To investigate the dynamic changes of signal transducer and activator of transcription 3(STAT3)mRNA expression in the process of liver fibrosis formation and study the molecular action mechanism of Benazepril in treating the liver fibrosis model, and to provide an experimental evidence for the new drug treating of liver fibrosis.

SD rats were randomly divided into three groups using random number table method: control group(n=6), model group(n=26)and Benazepril intervention group(n=8). Both hematoxylin-eosin(HE)staining and Masson staining were performed to evaluate the degree of liver damage and liver fibrosis.The expression change of STAT3 mRNA was determined by reverse transcription polymerase chain reaction(RT-PCR).

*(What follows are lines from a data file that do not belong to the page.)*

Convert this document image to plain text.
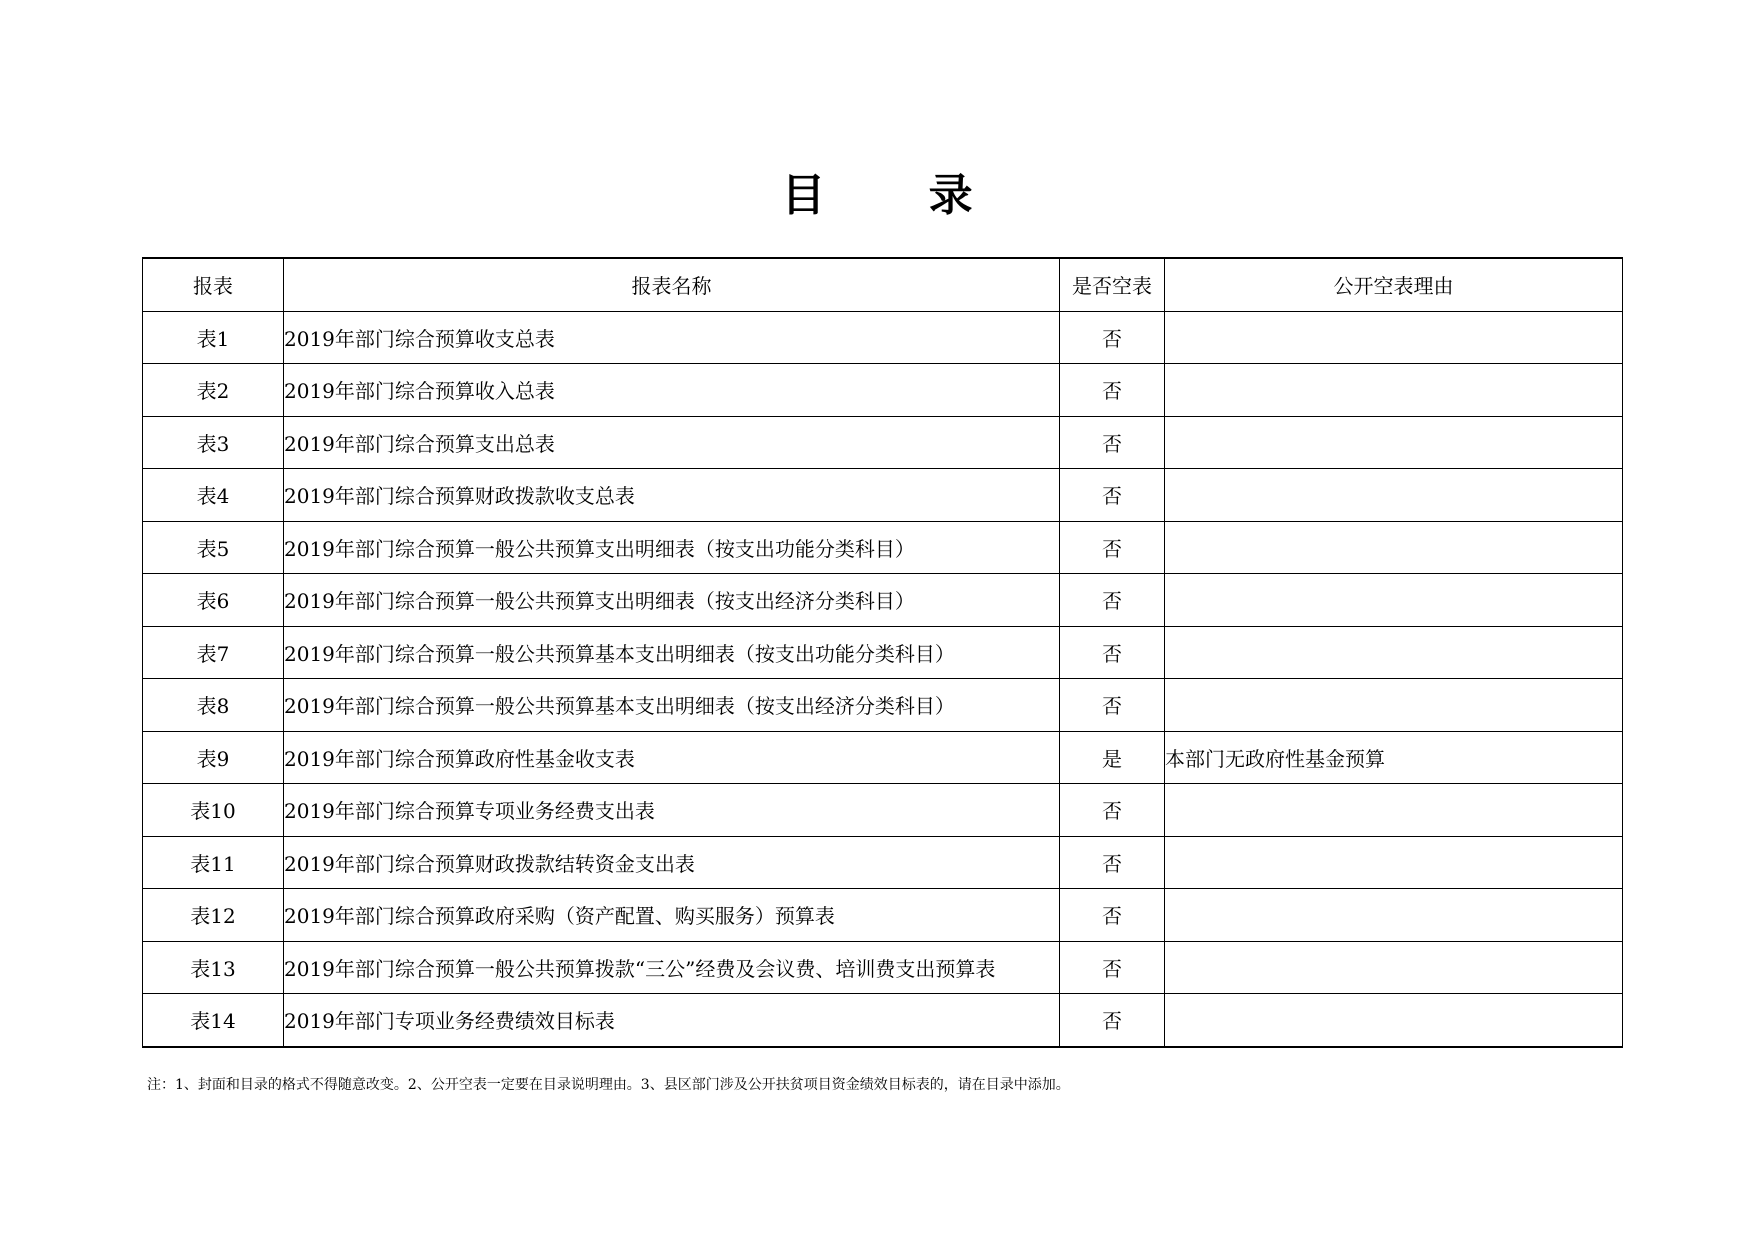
目 录
报表	报表名称	是否空表	公开空表理由
表1	2019年部门综合预算收支总表	否	
表2	2019年部门综合预算收入总表	否	
表3	2019年部门综合预算支出总表	否	
表4	2019年部门综合预算财政拨款收支总表	否	
表5	2019年部门综合预算一般公共预算支出明细表（按支出功能分类科目）	否	
表6	2019年部门综合预算一般公共预算支出明细表（按支出经济分类科目）	否	
表7	2019年部门综合预算一般公共预算基本支出明细表（按支出功能分类科目）	否	
表8	2019年部门综合预算一般公共预算基本支出明细表（按支出经济分类科目）	否	
表9	2019年部门综合预算政府性基金收支表	是	本部门无政府性基金预算
表10	2019年部门综合预算专项业务经费支出表	否	
表11	2019年部门综合预算财政拨款结转资金支出表	否	
表12	2019年部门综合预算政府采购（资产配置、购买服务）预算表	否	
表13	2019年部门综合预算一般公共预算拨款“三公”经费及会议费、培训费支出预算表	否	
表14	2019年部门专项业务经费绩效目标表	否	
注：1、封面和目录的格式不得随意改变。2、公开空表一定要在目录说明理由。3、县区部门涉及公开扶贫项目资金绩效目标表的，请在目录中添加。
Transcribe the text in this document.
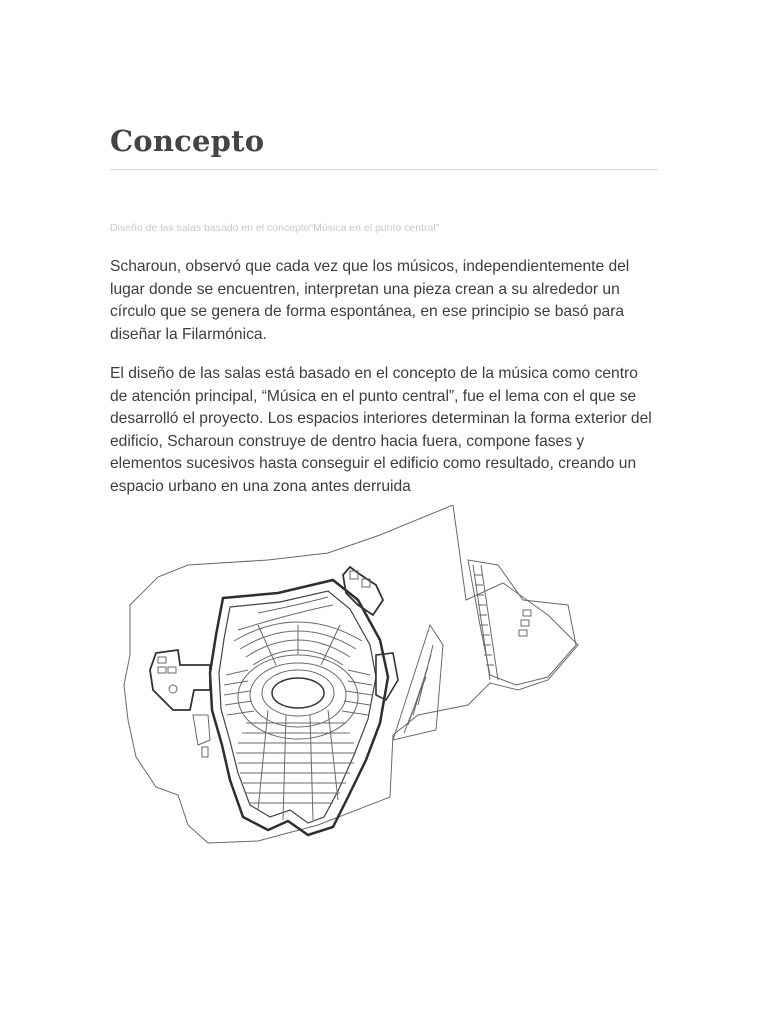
Concepto
Diseño de las salas basado en el concepto“Música en el punto central”

Scharoun, observó que cada vez que los músicos, independientemente del lugar donde se encuentren, interpretan una pieza crean a su alrededor un círculo que se genera de forma espontánea, en ese principio se basó para diseñar la Filarmónica.

El diseño de las salas está basado en el concepto de la música como centro de atención principal, “Música en el punto central”, fue el lema con el que se desarrolló el proyecto. Los espacios interiores determinan la forma exterior del edificio, Scharoun construye de dentro hacia fuera, compone fases y elementos sucesivos hasta conseguir el edificio como resultado, creando un espacio urbano en una zona antes derruida
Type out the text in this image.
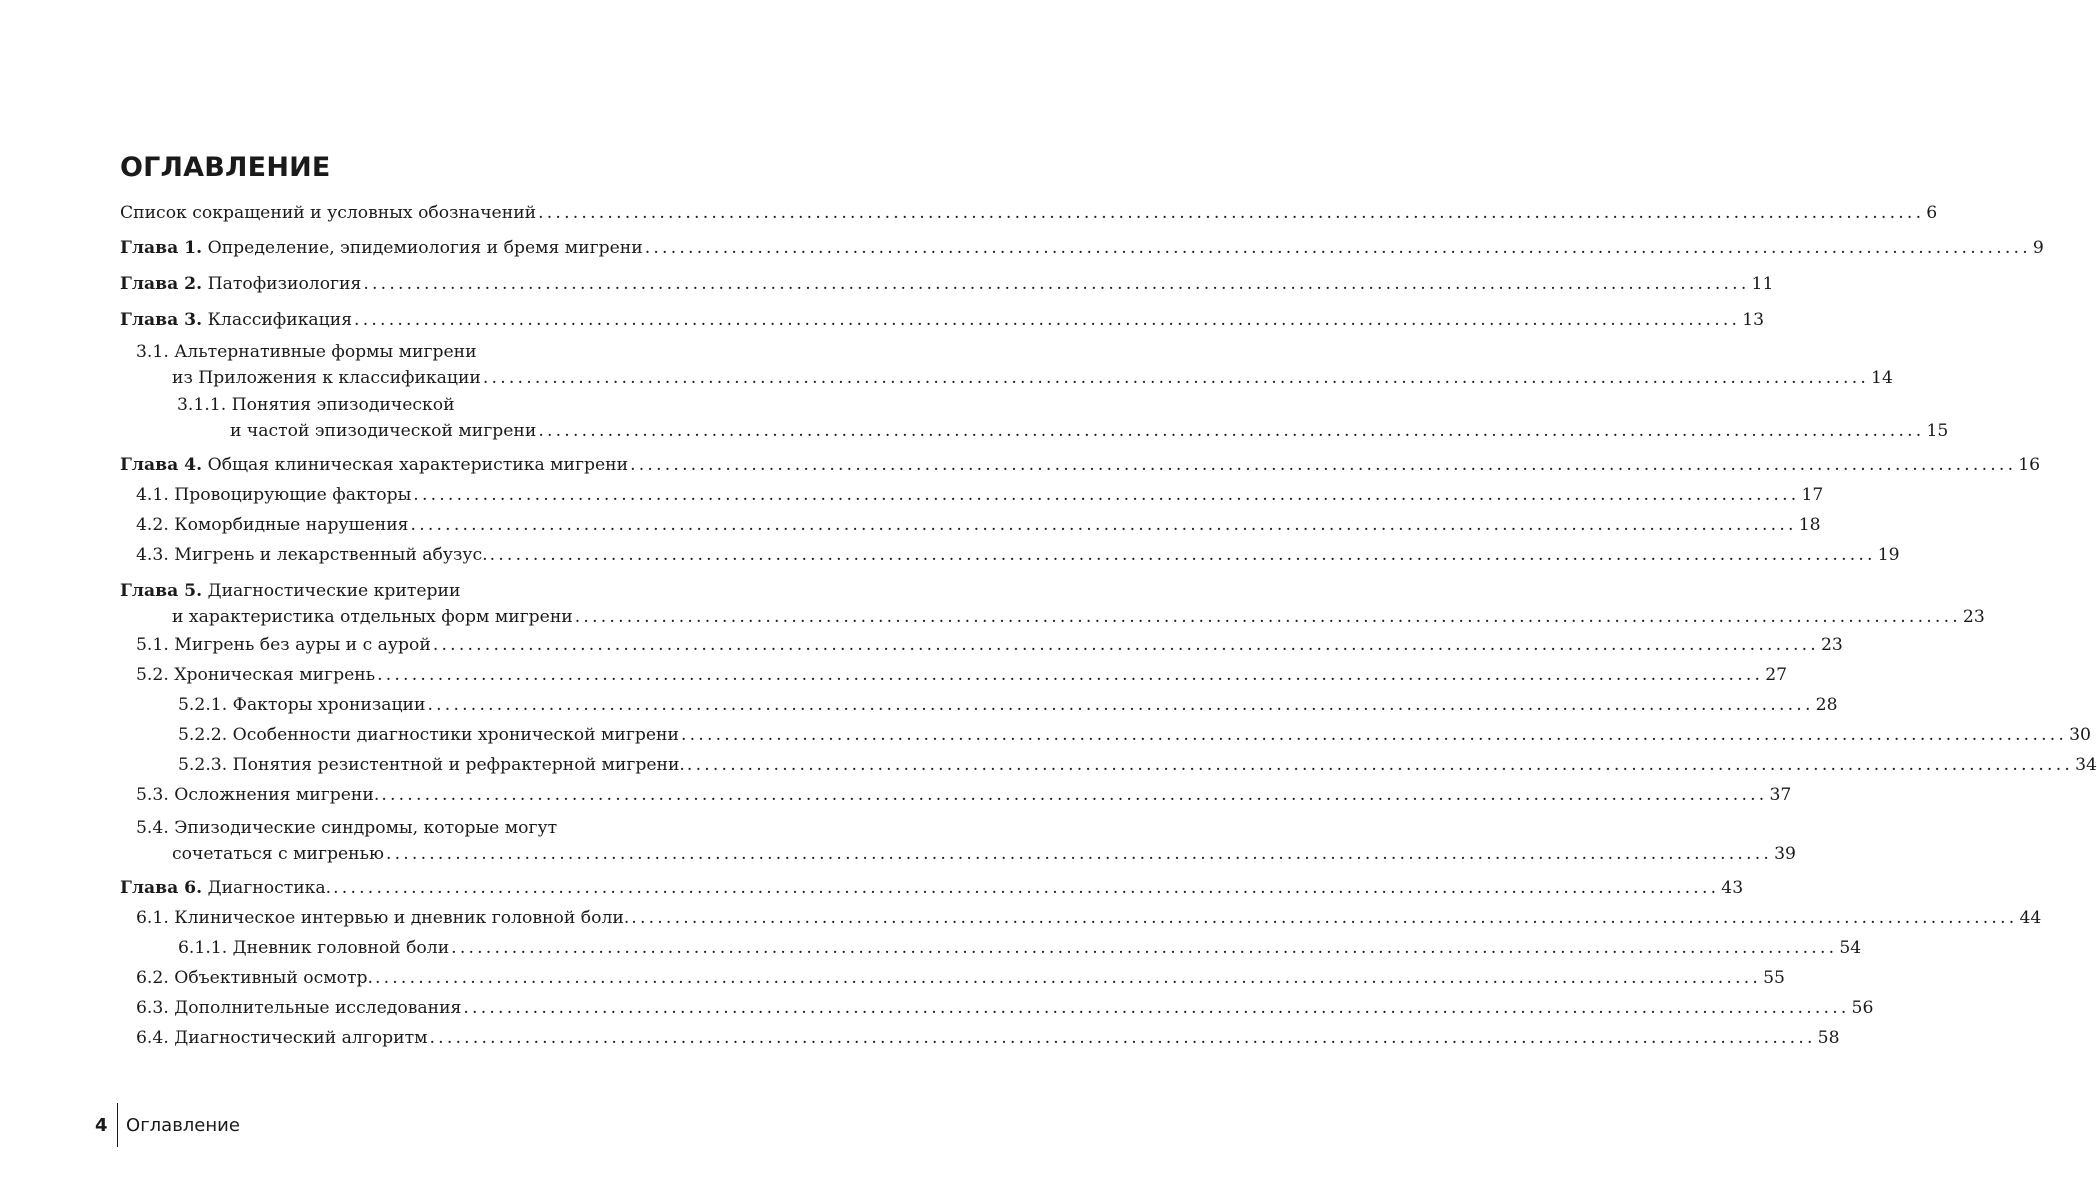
ОГЛАВЛЕНИЕ
Список сокращений и условных обозначений ................................................................................................................................................................ 6
Глава 1. Определение, эпидемиология и бремя мигрени ................................................................................................................................................................ 9
Глава 2. Патофизиология ................................................................................................................................................................ 11
Глава 3. Классификация ................................................................................................................................................................ 13
3.1. Альтернативные формы мигрени
из Приложения к классификации ................................................................................................................................................................ 14
3.1.1. Понятия эпизодической
и частой эпизодической мигрени ................................................................................................................................................................ 15
Глава 4. Общая клиническая характеристика мигрени ................................................................................................................................................................ 16
4.1. Провоцирующие факторы ................................................................................................................................................................ 17
4.2. Коморбидные нарушения ................................................................................................................................................................ 18
4.3. Мигрень и лекарственный абузус. ................................................................................................................................................................ 19
Глава 5. Диагностические критерии
и характеристика отдельных форм мигрени ................................................................................................................................................................ 23
5.1. Мигрень без ауры и с аурой ................................................................................................................................................................ 23
5.2. Хроническая мигрень ................................................................................................................................................................ 27
5.2.1. Факторы хронизации ................................................................................................................................................................ 28
5.2.2. Особенности диагностики хронической мигрени ................................................................................................................................................................ 30
5.2.3. Понятия резистентной и рефрактерной мигрени. ................................................................................................................................................................ 34
5.3. Осложнения мигрени. ................................................................................................................................................................ 37
5.4. Эпизодические синдромы, которые могут
сочетаться с мигренью ................................................................................................................................................................ 39
Глава 6. Диагностика. ................................................................................................................................................................ 43
6.1. Клиническое интервью и дневник головной боли. ................................................................................................................................................................ 44
6.1.1. Дневник головной боли ................................................................................................................................................................ 54
6.2. Объективный осмотр. ................................................................................................................................................................ 55
6.3. Дополнительные исследования ................................................................................................................................................................ 56
6.4. Диагностический алгоритм ................................................................................................................................................................ 58
4	Оглавление
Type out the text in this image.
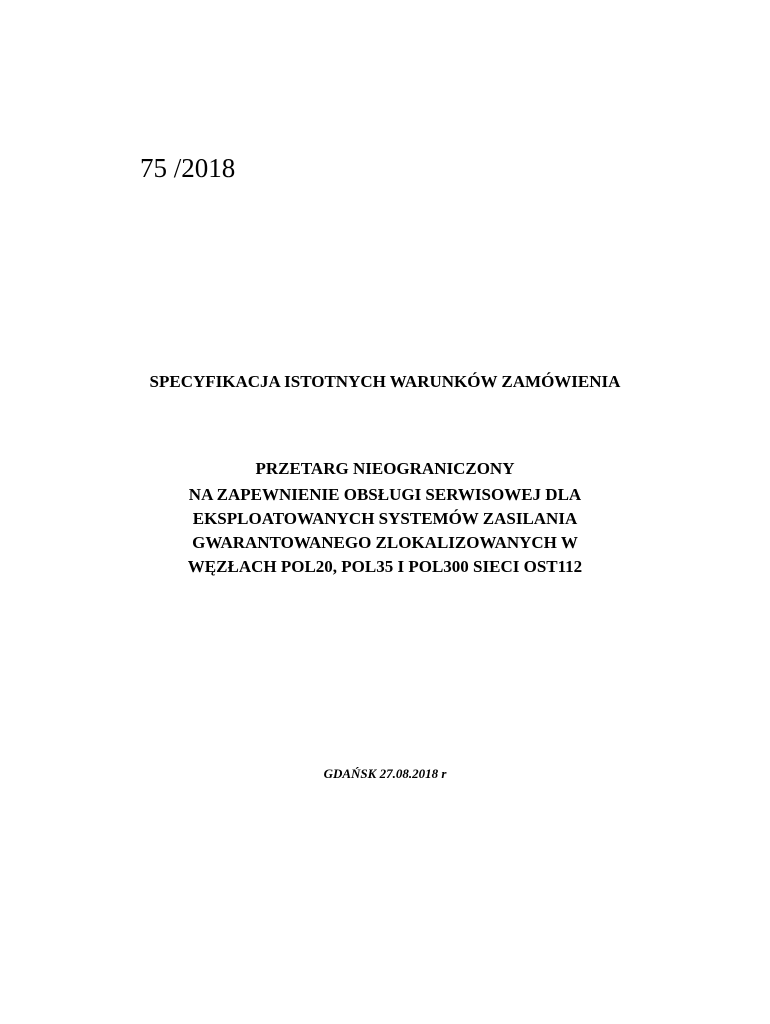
75 /2018
SPECYFIKACJA ISTOTNYCH WARUNKÓW ZAMÓWIENIA
PRZETARG NIEOGRANICZONY
NA ZAPEWNIENIE OBSŁUGI SERWISOWEJ DLA
EKSPLOATOWANYCH SYSTEMÓW ZASILANIA
GWARANTOWANEGO ZLOKALIZOWANYCH W
WĘZŁACH POL20, POL35 I POL300 SIECI OST112
GDAŃSK 27.08.2018 r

STAT3 mRNA expression was gradually increased in the process of liver inflammation and fibrosis, and it reached the peak at 6 weeks(221.459±51.362), while declined at the 8 weeks(120.939±24.764), obviously higher than that in control group(51.160±16.427, P<0.05). When intervened with Benazepril, STAT3 mRNA expression was significantly decreased compared with model group(75.031±9.203 vs.120.939±24.764, P<0.05).

STAT3 is possibly an indispensable key member in the process of liver fibrosis induced by liver damage and chronic hepatitis.Benazepril may further inhibit hepatic stellate cell activation via inhibiting STAT3 mRNA and therefore plays an efficient role against liver fibrosis.